What makes you think it’s live? It looks recorded to me. With a lot of post production.
Me too.
Just the YouTube title – Live on the Today show.
I was talking to a friend about it and he thinks maybe just Belinda Carlisle was live and the rest was pre-recorded.
Belinda sounds really good there. I can’t recall ever seeing her do that well in a concert, and I’ve seen footage spanning 30 years. She just never sings that well live. Of course, for many years she seldom did a concert, on a TV show or otherwise, with less than two intoxicants in her. She’s like David Lee Roth - good in the studio, but didn’t let a song get in the way of a performance. She sounds like she would on a recording here, really good. Maybe singing alone focused her.
I like how Gina lost her headphones at the end
That would be about the only way to do it. It would just be impossible with the multiple delays to get anything to sync properly.

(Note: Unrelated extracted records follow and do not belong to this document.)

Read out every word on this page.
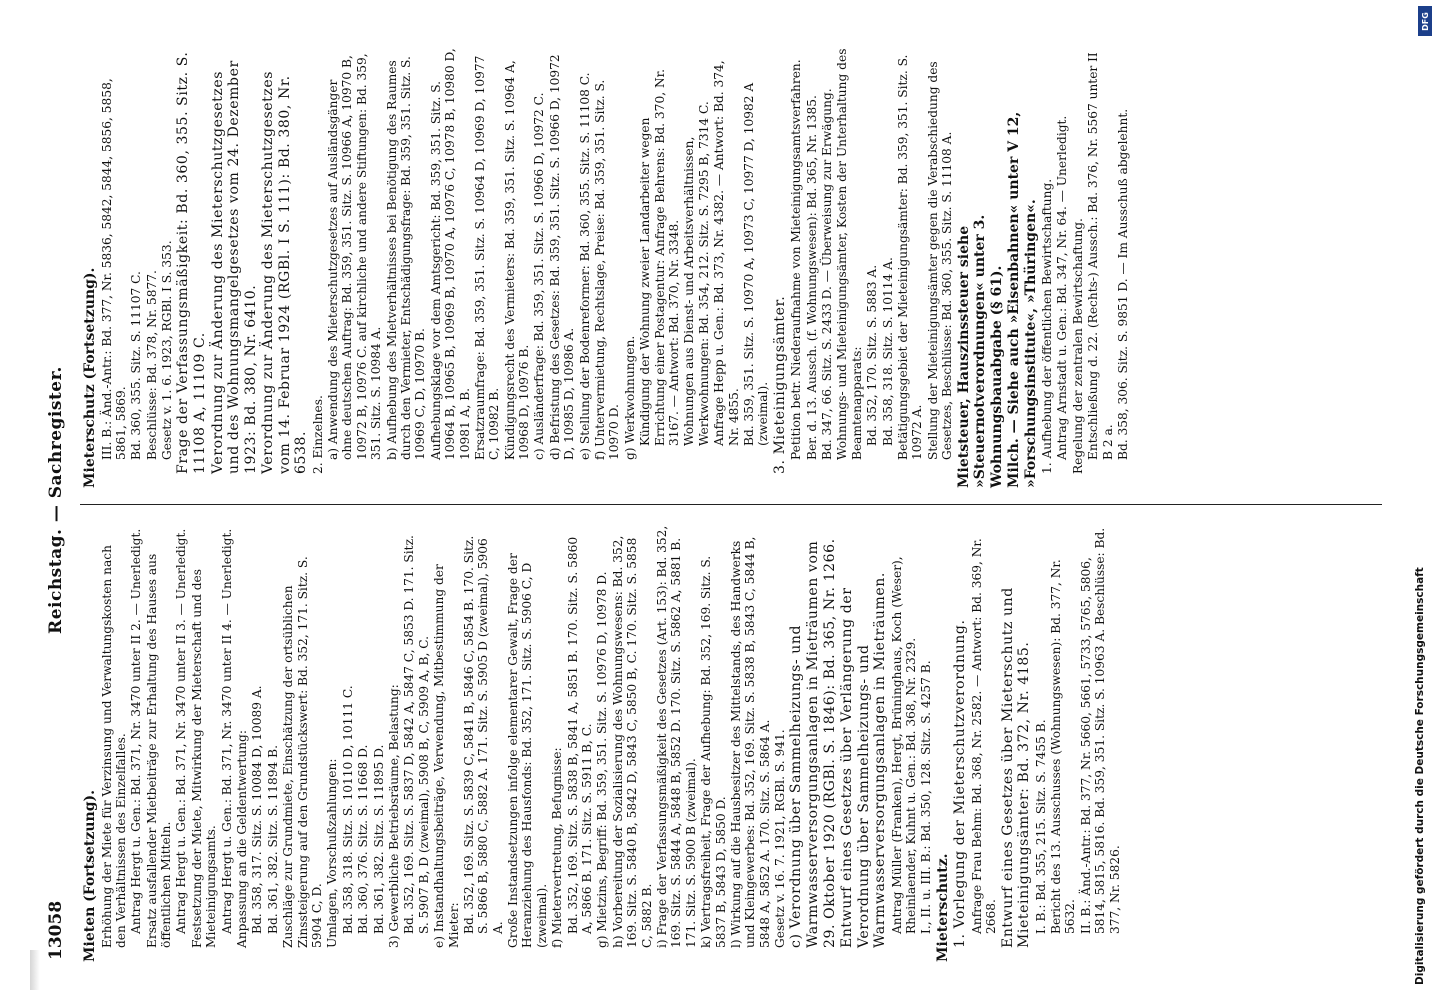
13058
Reichstag. — Sachregister.

Mieten (Fortsetzung). Erhöhung der Miete für Verzinsung und Verwaltungskosten nach den Verhältnissen des Einzelfalles. Antrag Hergt u. Gen.: Bd. 371, Nr. 3470 unter II 2. — Unerledigt. Ersatz ausfallender Mietbeiträge zur Erhaltung des Hauses aus öffentlichen Mitteln. Antrag Hergt u. Gen.: Bd. 371, Nr. 3470 unter II 3. — Unerledigt. Festsetzung der Miete, Mitwirkung der Mieterschaft und des Mieteinigungsamts. Antrag Hergt u. Gen.: Bd. 371, Nr. 3470 unter II 4. — Unerledigt. Anpassung an die Geldentwertung: Bd. 358, 317. Sitz. S. 10084 D, 10089 A. Bd. 361, 382. Sitz. S. 11894 B. Zuschläge zur Grundmiete, Einschätzung der ortsüblichen Zinssteigerung auf den Grundstückswert: Bd. 352, 171. Sitz. S. 5904 C, D. Umlagen, Vorschußzahlungen: Bd. 358, 318. Sitz. S. 10110 D, 10111 C. Bd. 360, 376. Sitz. S. 11668 D. Bd. 361, 382. Sitz. S. 11895 D. 3) Gewerbliche Betriebsräume, Belastung: Bd. 352, 169. Sitz. S. 5837 D, 5842 A, 5847 C, 5853 D. 171. Sitz. S. 5907 B, D (zweimal), 5908 B, C, 5909 A, B, C. e) Instandhaltungsbeiträge, Verwendung, Mitbestimmung der Mieter: Bd. 352, 169. Sitz. S. 5839 C, 5841 B, 5846 C, 5854 B. 170. Sitz. S. 5866 B, 5880 C, 5882 A. 171. Sitz. S. 5905 D (zweimal), 5906 A. Große Instandsetzungen infolge elementarer Gewalt, Frage der Heranziehung des Hausfonds: Bd. 352, 171. Sitz. S. 5906 C, D (zweimal). f) Mietervertretung, Befugnisse: Bd. 352, 169. Sitz. S. 5838 B, 5841 A, 5851 B. 170. Sitz. S. 5860 A, 5866 B. 171. Sitz. S. 5911 B, C. g) Mietzins, Begriff: Bd. 359, 351. Sitz. S. 10976 D, 10978 D. h) Vorbereitung der Sozialisierung des Wohnungswesens: Bd. 352, 169. Sitz. S. 5840 B, 5842 D, 5843 C, 5850 B, C. 170. Sitz. S. 5858 C, 5882 B. i) Frage der Verfassungsmäßigkeit des Gesetzes (Art. 153): Bd. 352, 169. Sitz. S. 5844 A, 5848 B, 5852 D. 170. Sitz. S. 5862 A, 5881 B. 171. Sitz. S. 5900 B (zweimal). k) Vertragsfreiheit, Frage der Aufhebung: Bd. 352, 169. Sitz. S. 5837 B, 5843 D, 5850 D. l) Wirkung auf die Hausbesitzer des Mittelstands, des Handwerks und Kleingewerbes: Bd. 352, 169. Sitz. S. 5838 B, 5843 C, 5844 B, 5848 A, 5852 A. 170. Sitz. S. 5864 A. Gesetz v. 16. 7. 1921, RGBl. S. 941. c) Verordnung über Sammelheizungs- und Warmwasserversorgungsanlagen in Mieträumen vom 29. Oktober 1920 (RGBl. S. 1846): Bd. 365, Nr. 1266. Entwurf eines Gesetzes über Verlängerung der Verordnung über Sammelheizungs- und Warmwasserversorgungsanlagen in Mieträumen. Antrag Müller (Franken), Hergt, Brüninghaus, Koch (Weser), Rheinlaender, Kuhnt u. Gen.: Bd. 368, Nr. 2329. I., II. u. III. B.: Bd. 350, 128. Sitz. S. 4257 B. Mieterschutz. 1. Vorlegung der Mieterschutzverordnung. Anfrage Frau Behm: Bd. 368, Nr. 2582. — Antwort: Bd. 369, Nr. 2668. Entwurf eines Gesetzes über Mieterschutz und Mieteinigungsämter: Bd. 372, Nr. 4185. I. B.: Bd. 355, 215. Sitz. S. 7455 B. Bericht des 13. Ausschusses (Wohnungswesen): Bd. 377, Nr. 5632. II. B.: Änd.-Antr.: Bd. 377, Nr. 5660, 5661, 5733, 5765, 5806, 5814, 5815, 5816. Bd. 359, 351. Sitz. S. 10963 A. Beschlüsse: Bd. 377, Nr. 5826.

Mieterschutz (Fortsetzung). III. B.: Änd.-Antr.: Bd. 377, Nr. 5836, 5842, 5844, 5856, 5858, 5861, 5869. Bd. 360, 355. Sitz. S. 11107 C. Beschlüsse: Bd. 378, Nr. 5877. Gesetz v. 1. 6. 1923, RGBl. I S. 353. Frage der Verfassungsmäßigkeit: Bd. 360, 355. Sitz. S. 11108 A, 11109 C. Verordnung zur Änderung des Mieterschutzgesetzes und des Wohnungsmangelgesetzes vom 24. Dezember 1923: Bd. 380, Nr. 6410. Verordnung zur Änderung des Mieterschutzgesetzes vom 14. Februar 1924 (RGBl. I S. 111): Bd. 380, Nr. 6538. 2. Einzelnes. a) Anwendung des Mieterschutzgesetzes auf Ausländsgänger ohne deutschen Auftrag: Bd. 359, 351. Sitz. S. 10966 A, 10970 B, 10972 B, 10976 C. auf kirchliche und andere Stiftungen: Bd. 359, 351. Sitz. S. 10984 A. b) Aufhebung des Mietverhältnisses bei Benötigung des Raumes durch den Vermieter, Entschädigungsfrage: Bd. 359, 351. Sitz. S. 10969 C, D, 10970 B. Aufhebungsklage vor dem Amtsgericht: Bd. 359, 351. Sitz. S. 10964 B, 10965 B, 10969 B, 10970 A, 10976 C, 10978 B, 10980 D, 10981 A, B. Ersatzraumfrage: Bd. 359, 351. Sitz. S. 10964 D, 10969 D, 10977 C, 10982 B. Kündigungsrecht des Vermieters: Bd. 359, 351. Sitz. S. 10964 A, 10968 D, 10976 B. c) Ausländerfrage: Bd. 359, 351. Sitz. S. 10966 D, 10972 C. d) Befristung des Gesetzes: Bd. 359, 351. Sitz. S. 10966 D, 10972 D, 10985 D, 10986 A. e) Stellung der Bodenreformer: Bd. 360, 355. Sitz. S. 11108 C. f) Untervermietung, Rechtslage, Preise: Bd. 359, 351. Sitz. S. 10970 D. g) Werkwohnungen. Kündigung der Wohnung zweier Landarbeiter wegen Errichtung einer Postagentur: Anfrage Behrens: Bd. 370, Nr. 3167. — Antwort: Bd. 370, Nr. 3348. Wohnungen aus Dienst- und Arbeitsverhältnissen, Werkwohnungen: Bd. 354, 212. Sitz. S. 7295 B, 7314 C. Anfrage Hepp u. Gen.: Bd. 373, Nr. 4382. — Antwort: Bd. 374, Nr. 4855. Bd. 359, 351. Sitz. S. 10970 A, 10973 C, 10977 D, 10982 A (zweimal). 3. Mieteinigungsämter. Petition betr. Niederaufnahme von Mieteinigungsamtsverfahren. Ber. d. 13. Aussch. (f. Wohnungswesen): Bd. 365, Nr. 1385. Bd. 347, 66. Sitz. S. 2433 D. — Überweisung zur Erwägung. Wohnungs- und Mieteinigungsämter, Kosten der Unterhaltung des Beamtenapparats: Bd. 352, 170. Sitz. S. 5883 A. Bd. 358, 318. Sitz. S. 10114 A. Betätigungsgebiet der Mieteinigungsämter: Bd. 359, 351. Sitz. S. 10972 A. Stellung der Mieteinigungsämter gegen die Verabschiedung des Gesetzes, Beschlüsse: Bd. 360, 355. Sitz. S. 11108 A. Mietsteuer, Hauszinssteuer siehe »Steuernotverordnungen« unter 3. Wohnungsbauabgabe (§ 61). Milch. — Siehe auch »Eisenbahnen« unter V 12, »Forschungsinstitute«, »Thüringen«. 1. Aufhebung der öffentlichen Bewirtschaftung. Antrag Arnstadt u. Gen.: Bd. 347, Nr. 64. — Unerledigt. Regelung der zentralen Bewirtschaftung. Entschließung d. 22. (Rechts-) Aussch.: Bd. 376, Nr. 5567 unter II B 2 a. Bd. 358, 306. Sitz. S. 9851 D. — Im Ausschuß abgelehnt.

Digitalisierung gefördert durch die Deutsche Forschungsgemeinschaft
DFG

I’m guessing it was laid down one track at a time with Belinda singing along to the final recording.
I’ve gotten to under 30ms for people in my area, but that’s not with video and there were occasional dropouts. Nothing that would be professional quality.
I had to try to get four kids to sing Ma Nishtanah together over Zoom for religious school. Finally decided I didn’t care what the principal said-- I was assigning one question to each child. They did the first line together, and that was tough. It’s like 14 syllables.
There are apps (like Sing!) that allow you to sing in groups ‘live’ with video. I have no idea how the lag works. But another way to do it is to start with the backing track, then each person lays down their own individual singing part asynchronously, then when you play it back all parts are merged together and synchronized.
Quite a few bands have put out “lockdown” videos over the past year. They aren’t all playing “live” at the same time, but it’s good to see them make the effort. It was especially nice to see Peter Frampton team up with the Doobie Brothers.
4 chicks singing and only one of the needs a microphone?